Wednesday, December 17, 2008

The Mystery of James Harrod


Nick Tosches spent years researching the 1920s musician Emmett Miller, who had been quite famous in his day yet left almost no trace of his existence just a half century later. His quest to know more about the man became an obsession that spanned decades, and finally bore fruit, as detailed in his book "Where Dead Voices Gather".

Perhaps one day scholars will plumb the depths of the mysteries of Kentucky's James Harrod as well - but I wouldn't bet on it. Harrod is a key part of Kentucky history, yet one whose record is smudged in places and completely blank in others.

We dont know when he was born and we don't know when he died. We have no photographs or paintings of his likeness. We know almost nothing about his early life. We do know he served in the French and Indian War, and was probably underage when he did so.
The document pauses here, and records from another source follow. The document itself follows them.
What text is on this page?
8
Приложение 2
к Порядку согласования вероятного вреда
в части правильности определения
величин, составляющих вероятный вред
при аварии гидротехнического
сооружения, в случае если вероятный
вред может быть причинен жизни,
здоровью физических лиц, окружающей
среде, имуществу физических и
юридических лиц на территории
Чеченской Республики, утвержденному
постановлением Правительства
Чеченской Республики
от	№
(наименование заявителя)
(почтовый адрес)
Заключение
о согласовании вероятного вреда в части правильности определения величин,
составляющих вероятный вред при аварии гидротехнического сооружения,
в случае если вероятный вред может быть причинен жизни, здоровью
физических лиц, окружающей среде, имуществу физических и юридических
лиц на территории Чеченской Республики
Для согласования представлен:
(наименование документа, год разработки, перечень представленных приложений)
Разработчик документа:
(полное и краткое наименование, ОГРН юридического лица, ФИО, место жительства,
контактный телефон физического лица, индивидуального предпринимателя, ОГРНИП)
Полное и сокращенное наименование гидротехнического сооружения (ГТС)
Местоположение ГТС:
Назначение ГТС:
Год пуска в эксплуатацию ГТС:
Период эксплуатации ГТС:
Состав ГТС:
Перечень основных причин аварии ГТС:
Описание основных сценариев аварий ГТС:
We also know he was an important early settler of Kentucky, in every way a peer of Daniel Boone and George Rogers Clark, yet his name is not a household word. (Well, then again, in a way it is for some: Harrod founded the first permanent settlement in Kentucky in 1774 and we know it today as the city pictured above.... Harrodsburg.)

In February 1792, Harrod left on a hunting trip in the wilderness of Kentucky and was never seen again.
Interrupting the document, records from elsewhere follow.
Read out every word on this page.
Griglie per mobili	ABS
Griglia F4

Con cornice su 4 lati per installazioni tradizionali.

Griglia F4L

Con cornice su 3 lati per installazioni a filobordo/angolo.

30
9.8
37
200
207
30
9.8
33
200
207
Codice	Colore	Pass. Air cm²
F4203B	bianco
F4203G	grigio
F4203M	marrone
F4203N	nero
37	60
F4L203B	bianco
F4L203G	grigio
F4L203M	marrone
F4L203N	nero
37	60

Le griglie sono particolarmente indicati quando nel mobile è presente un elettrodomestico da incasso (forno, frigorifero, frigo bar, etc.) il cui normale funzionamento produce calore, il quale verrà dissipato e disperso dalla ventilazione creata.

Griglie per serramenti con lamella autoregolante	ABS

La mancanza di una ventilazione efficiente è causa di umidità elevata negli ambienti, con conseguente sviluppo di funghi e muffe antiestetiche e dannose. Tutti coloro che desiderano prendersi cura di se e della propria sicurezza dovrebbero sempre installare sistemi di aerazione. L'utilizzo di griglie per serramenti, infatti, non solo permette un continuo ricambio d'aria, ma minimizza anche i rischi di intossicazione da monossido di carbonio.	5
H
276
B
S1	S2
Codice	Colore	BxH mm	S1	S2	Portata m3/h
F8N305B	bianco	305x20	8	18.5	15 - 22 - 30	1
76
There are as many theories and explanations for his vanishing as there are JFK conspiracy theories, and we'll probably never know the truth.

Some say he was a bigamist and had another wife and family, to whom he returned to under another name, and was likely buried under this pseudonym. Others tell of a pair of woodsmen held captive by Indians in Michigan meeting a fellow prisoner referred to as "Colonel Harrod." And yet another account has it that Harrod had been killed by one of his fellow hunters, a man named Bridges, and that the secret purpose of their hunting expedition was to search for Jonathan Swift's fabled silver mine. Supposedly this Bridges guy was caught selling silver buttons from Harrod's coat, conveniently engraved with the letter "H", at a Lexington shop.

Then there's the bizarre tale that some of Harrod's friends found his skeleton in a cave, wrapped in grass. However, some say the skeleton was wearing Harrod's shirt and some say it wasn't. Supposedly, Harrod's family believed the skeleton to be his, so the question then becomes, why didn't they bury the skeleton and give him a proper gravestone? And why then, when Ann applied for Harrod's pension, did she swear he had died in a hunting accident and that his clothes had been found in a nearby river but his body never found?

The most logical explanation, to me, would be that he simply died in the woods and no one ever found his body, which probably was torn apart by wild animals. But according to the James Harrod Trust, "In the 1880s a rumor circulated that Bridges, who had returned to Virginia, confessed on his deathbed to the Harrod murder and revealed the place of his burial in what is now Estill County, Kentucky".

Or maybe he encountered the Devil Deer.

I'm not exactly weeping copious tears for Harrod, though - he actively opposed Daniel Boone and Richard Henderson's Transylvania purchase, and added and abetted the crooked land grab from Virginia. He went on to represent Virginia's "Kentucky County" in the Virginia House of Delegates. Many people, your humble author included, believe that most of the area should still be known as Transylvania because it was improperly wrested from Boone and Henderson's hands by the state of Virginia before regaining its independence.